Native American Women’s Equal Pay Day Underscores Terrible Toll Wage Gap Takes
Today marks Native American Women’s Equal Pay Day, the day to which the average Native American woman working full-time has to work until her earnings match the average pay for a white man from the previous year. Native Hawaiians and other Pacific Islanders earned just 59 cents for every dollar paid to white men last year. For American Indian and Alaska Native women, that number is even lower – just 57 cents on the dollar.
This inequality is disgraceful and hampers the economic success and financial security of Native women, children, families and communities. And unfair pay also hurts our economy. Today, many moms are the primary or only breadwinner for their families and make the majority of purchases for their households. When they are short-changed on their paychecks, they curtail their purchases and weaken our consumer-driven economy.
This day is yet another in a long line of Equal Pay Days that show how women’s wages continue to lag behind men’s. We marked Equal Pay Day for Asian-American women in March, for moms in May, and for Black women in July. Latina Women’s Equal Pay Day will not arrive until November. It is estimated that it will take four decades to close the wage gap. The truth is, we cannot afford to wait that long.

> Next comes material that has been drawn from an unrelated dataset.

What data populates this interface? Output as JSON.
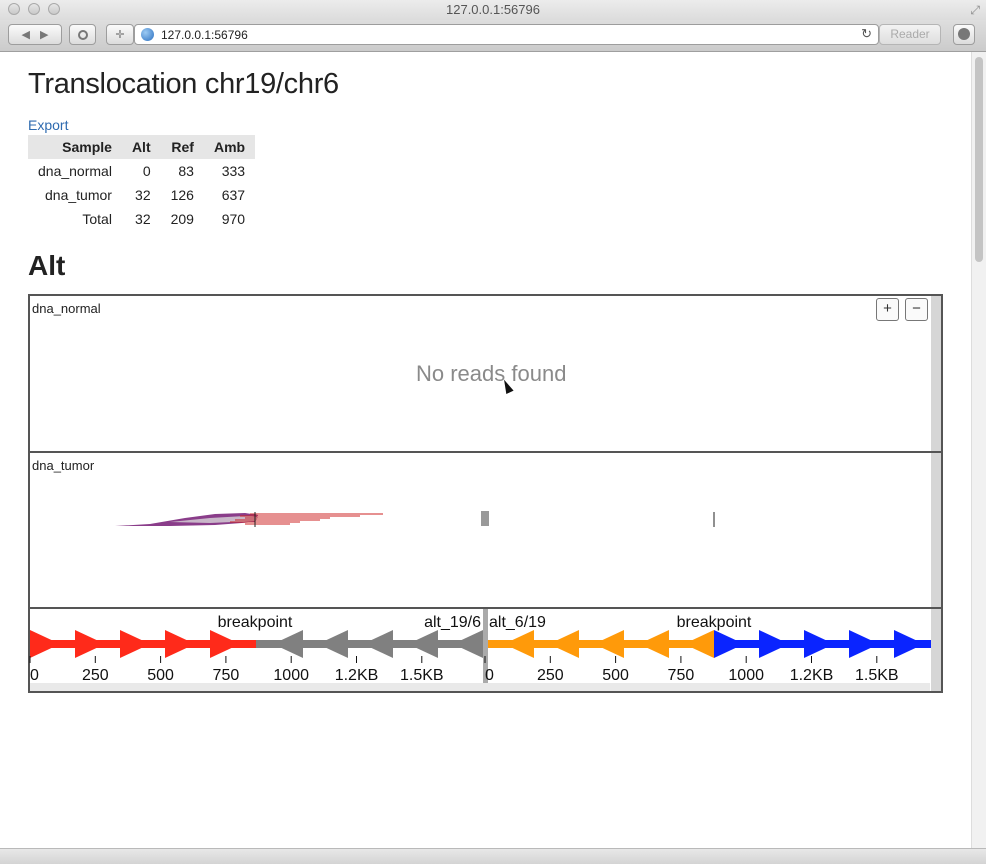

We call on Congress to pass the Paycheck Fairness Act, which would help prevent wage discrimination based on gender, and to pursue a multi-pronged approach to close the wage gap by advancing policies like earned sick days, paid family and medical leave, and affordable child care. We also urge the Trump administration to reverse its recent decision to halt the Equal Employment Opportunity Commission’s pay data collection that would have helped uncover wage discrimination against women and workers of color. It’s time for our elected leaders to show their support for working families by taking steps to close the wage gap once and for all.